In the plantation phase, we grow trees as an investment. We are taking this approach because in this way we can afford to secure more farms around us for reforestation. After the plantation trees are harvested, the land will revert to forest. It's as if the trees themselves are working to bring back their habitat.
Already, because of owning land for our current plantation, we are expanding the natural forest around the rivers, streams, and swamps. Also, we have done a very unusual thing: All of the big, lone trees in the middle of the pastures, ojoche, laurel, corteza, and other rare species, have been left standing and the plantation trees planted around them. This means that we are preserving the seed stock, or mother trees. There are about 200 mature trees in the areas that we are planting. Some will need to be harvested over the years due to their age, but most will still be there in 25 years, bigger than ever.

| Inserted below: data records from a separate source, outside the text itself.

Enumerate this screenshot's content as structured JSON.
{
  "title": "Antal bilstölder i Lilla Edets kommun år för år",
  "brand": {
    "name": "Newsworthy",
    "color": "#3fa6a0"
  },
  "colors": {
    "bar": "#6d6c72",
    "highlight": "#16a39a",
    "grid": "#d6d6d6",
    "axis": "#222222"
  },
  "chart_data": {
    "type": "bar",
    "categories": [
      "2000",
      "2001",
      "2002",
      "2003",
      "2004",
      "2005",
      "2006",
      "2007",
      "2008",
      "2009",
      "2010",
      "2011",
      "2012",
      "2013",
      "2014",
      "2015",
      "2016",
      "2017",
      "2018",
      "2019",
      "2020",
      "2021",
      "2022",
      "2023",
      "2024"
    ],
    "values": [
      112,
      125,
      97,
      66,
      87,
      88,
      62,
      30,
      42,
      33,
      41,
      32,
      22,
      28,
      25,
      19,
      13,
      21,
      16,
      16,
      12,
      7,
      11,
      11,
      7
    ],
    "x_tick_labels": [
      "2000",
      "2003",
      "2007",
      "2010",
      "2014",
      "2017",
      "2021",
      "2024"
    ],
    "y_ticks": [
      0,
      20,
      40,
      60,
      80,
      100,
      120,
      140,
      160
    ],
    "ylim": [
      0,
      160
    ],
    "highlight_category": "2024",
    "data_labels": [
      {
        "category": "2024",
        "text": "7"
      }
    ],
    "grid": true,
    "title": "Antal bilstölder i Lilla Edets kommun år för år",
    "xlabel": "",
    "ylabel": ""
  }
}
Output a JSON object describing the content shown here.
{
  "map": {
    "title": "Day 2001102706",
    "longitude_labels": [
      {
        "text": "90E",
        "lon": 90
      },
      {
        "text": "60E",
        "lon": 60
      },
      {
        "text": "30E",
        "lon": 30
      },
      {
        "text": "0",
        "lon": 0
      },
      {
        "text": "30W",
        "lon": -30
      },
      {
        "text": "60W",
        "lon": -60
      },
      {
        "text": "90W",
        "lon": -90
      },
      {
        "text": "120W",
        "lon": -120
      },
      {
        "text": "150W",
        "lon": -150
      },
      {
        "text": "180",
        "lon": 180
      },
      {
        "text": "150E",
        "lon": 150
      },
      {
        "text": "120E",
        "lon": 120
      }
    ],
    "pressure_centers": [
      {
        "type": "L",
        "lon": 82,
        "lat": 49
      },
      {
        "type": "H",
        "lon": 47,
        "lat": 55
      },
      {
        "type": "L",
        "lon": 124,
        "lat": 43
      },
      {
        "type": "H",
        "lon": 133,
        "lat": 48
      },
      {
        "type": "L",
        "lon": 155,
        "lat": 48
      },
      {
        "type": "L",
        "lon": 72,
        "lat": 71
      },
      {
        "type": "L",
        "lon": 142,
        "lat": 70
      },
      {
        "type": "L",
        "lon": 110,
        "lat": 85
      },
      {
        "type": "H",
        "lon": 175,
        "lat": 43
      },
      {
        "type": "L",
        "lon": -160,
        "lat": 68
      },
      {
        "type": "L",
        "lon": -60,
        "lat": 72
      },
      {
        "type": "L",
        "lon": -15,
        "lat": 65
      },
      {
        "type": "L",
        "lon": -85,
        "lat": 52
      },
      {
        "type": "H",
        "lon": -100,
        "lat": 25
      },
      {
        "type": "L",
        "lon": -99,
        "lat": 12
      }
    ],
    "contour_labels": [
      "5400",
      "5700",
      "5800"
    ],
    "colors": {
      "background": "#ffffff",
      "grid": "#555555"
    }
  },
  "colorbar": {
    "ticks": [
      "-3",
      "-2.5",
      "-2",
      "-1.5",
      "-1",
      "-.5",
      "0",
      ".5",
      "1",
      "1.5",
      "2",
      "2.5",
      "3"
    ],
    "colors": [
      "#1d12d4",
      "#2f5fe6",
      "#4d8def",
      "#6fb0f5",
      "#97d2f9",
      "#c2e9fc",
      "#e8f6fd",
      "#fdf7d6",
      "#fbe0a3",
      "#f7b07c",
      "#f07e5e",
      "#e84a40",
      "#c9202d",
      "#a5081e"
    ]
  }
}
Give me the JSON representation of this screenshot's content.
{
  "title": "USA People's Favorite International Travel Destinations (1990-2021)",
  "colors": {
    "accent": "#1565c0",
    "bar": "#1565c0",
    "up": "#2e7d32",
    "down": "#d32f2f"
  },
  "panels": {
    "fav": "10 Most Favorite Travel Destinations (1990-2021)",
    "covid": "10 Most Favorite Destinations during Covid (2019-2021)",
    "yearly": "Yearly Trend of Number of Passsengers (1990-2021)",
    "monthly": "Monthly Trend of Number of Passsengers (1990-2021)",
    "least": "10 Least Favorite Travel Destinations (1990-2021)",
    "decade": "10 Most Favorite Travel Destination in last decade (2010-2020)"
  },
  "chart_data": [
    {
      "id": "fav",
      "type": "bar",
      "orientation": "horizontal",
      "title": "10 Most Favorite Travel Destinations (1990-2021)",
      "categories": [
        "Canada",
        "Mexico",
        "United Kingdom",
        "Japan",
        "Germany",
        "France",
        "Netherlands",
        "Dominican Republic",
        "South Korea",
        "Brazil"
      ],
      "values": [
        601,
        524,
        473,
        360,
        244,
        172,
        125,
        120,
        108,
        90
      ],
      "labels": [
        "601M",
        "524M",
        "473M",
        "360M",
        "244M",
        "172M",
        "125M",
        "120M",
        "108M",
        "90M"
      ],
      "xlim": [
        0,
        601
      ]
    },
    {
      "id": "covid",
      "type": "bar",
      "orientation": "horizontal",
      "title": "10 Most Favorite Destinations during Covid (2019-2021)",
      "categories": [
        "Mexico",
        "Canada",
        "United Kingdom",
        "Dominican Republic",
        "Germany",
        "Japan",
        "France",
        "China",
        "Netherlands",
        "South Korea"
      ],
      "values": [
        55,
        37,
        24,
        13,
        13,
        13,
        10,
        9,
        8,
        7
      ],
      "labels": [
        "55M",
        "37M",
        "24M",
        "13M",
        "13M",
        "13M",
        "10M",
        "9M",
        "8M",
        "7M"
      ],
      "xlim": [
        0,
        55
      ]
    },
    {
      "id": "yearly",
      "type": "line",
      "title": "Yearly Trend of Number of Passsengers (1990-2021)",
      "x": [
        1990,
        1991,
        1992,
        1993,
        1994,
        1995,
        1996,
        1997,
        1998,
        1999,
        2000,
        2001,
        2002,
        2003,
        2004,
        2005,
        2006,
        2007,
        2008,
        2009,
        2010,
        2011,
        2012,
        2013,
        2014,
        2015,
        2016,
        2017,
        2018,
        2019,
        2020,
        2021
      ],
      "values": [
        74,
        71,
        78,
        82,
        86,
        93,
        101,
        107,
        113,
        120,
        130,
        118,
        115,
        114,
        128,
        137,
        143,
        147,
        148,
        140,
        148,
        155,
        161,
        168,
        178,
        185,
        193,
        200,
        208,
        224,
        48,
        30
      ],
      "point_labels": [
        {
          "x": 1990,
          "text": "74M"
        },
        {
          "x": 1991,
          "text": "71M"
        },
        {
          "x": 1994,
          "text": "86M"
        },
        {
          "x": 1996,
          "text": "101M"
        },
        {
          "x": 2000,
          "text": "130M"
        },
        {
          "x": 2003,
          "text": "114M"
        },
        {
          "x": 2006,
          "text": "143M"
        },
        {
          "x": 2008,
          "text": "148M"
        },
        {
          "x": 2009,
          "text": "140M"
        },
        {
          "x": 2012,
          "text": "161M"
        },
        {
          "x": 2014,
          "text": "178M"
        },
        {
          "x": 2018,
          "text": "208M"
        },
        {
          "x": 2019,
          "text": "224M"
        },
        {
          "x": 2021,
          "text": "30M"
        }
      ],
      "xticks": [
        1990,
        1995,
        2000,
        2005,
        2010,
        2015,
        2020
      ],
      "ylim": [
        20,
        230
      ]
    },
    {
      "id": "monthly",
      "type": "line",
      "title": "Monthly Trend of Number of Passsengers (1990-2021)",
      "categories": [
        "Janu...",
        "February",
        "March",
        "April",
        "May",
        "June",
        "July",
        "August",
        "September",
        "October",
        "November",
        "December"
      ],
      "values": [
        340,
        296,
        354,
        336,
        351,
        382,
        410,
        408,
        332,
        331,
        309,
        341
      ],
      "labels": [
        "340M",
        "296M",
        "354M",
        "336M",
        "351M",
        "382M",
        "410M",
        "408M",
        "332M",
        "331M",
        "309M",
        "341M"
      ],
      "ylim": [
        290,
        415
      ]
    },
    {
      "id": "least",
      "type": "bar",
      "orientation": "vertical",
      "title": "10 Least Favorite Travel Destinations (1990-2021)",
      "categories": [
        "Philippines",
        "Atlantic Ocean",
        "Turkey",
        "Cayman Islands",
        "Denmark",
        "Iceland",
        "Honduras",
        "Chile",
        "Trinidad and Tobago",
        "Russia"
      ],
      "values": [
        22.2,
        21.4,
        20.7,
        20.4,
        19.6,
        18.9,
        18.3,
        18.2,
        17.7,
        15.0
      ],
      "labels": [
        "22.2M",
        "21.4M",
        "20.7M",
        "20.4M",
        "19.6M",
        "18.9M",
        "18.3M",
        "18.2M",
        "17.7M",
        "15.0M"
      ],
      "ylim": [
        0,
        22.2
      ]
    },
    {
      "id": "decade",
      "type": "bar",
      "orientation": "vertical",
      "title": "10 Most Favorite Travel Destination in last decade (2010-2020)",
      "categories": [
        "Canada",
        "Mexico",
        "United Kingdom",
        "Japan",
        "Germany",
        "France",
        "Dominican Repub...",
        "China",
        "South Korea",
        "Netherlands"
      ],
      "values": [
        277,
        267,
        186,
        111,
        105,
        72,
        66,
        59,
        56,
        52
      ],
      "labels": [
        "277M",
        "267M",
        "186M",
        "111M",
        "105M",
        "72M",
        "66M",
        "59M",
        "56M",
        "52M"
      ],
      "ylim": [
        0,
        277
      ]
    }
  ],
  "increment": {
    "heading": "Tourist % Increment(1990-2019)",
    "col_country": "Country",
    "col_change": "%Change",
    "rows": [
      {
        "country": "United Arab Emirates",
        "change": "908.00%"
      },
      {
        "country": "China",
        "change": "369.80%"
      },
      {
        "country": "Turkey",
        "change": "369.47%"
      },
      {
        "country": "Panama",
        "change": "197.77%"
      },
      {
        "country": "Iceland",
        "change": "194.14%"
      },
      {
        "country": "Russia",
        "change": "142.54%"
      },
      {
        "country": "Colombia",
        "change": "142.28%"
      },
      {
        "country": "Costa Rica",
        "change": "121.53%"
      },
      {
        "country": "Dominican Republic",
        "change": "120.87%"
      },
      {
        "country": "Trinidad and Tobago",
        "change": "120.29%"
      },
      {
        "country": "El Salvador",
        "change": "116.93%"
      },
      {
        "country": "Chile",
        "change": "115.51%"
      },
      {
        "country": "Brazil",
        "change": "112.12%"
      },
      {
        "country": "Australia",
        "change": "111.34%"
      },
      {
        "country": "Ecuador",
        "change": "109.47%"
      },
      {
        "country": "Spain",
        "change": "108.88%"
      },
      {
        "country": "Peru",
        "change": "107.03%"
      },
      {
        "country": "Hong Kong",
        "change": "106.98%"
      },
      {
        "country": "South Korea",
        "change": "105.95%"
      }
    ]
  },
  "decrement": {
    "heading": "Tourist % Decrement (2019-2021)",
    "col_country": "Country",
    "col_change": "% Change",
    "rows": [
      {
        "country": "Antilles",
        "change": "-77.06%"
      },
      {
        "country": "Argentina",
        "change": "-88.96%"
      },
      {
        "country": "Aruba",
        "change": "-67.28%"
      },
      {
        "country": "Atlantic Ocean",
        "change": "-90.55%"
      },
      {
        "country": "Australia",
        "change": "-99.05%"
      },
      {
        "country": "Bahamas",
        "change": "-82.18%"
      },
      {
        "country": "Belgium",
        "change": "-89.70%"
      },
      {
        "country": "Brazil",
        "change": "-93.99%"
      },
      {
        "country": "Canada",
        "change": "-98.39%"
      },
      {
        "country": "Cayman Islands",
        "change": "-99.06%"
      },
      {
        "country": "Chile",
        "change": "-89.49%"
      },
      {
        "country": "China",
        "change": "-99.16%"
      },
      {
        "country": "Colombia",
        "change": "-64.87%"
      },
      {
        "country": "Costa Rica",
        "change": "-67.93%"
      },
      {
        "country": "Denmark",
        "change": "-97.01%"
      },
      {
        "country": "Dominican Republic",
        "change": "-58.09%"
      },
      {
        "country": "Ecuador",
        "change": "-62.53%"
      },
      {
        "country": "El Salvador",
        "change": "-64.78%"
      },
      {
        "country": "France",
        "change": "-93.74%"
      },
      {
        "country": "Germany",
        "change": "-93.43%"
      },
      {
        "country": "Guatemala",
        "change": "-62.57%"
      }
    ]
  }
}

Illustration: The steps to a perpetual forest
Fields are filled in with rows of plantation trees; space has been left around mother trees and existing forest.
Half the plantation trees harvested; native trees replace plantation trees; mother trees bigger; forest has spread.
Plantation trees 100% harvested; mother tree seedlings transplanted to open space; forest spreads. This is the start of a new forest.
Perpetual forest means that, unlike most forests, this one will have people who will always protect it and care for it. It will be maintained for wildlife and for the environment, with trees only being removed as needed to improve the health of the forest. The wood from these trees will be sold to provide a living for those who work taking care of the forest.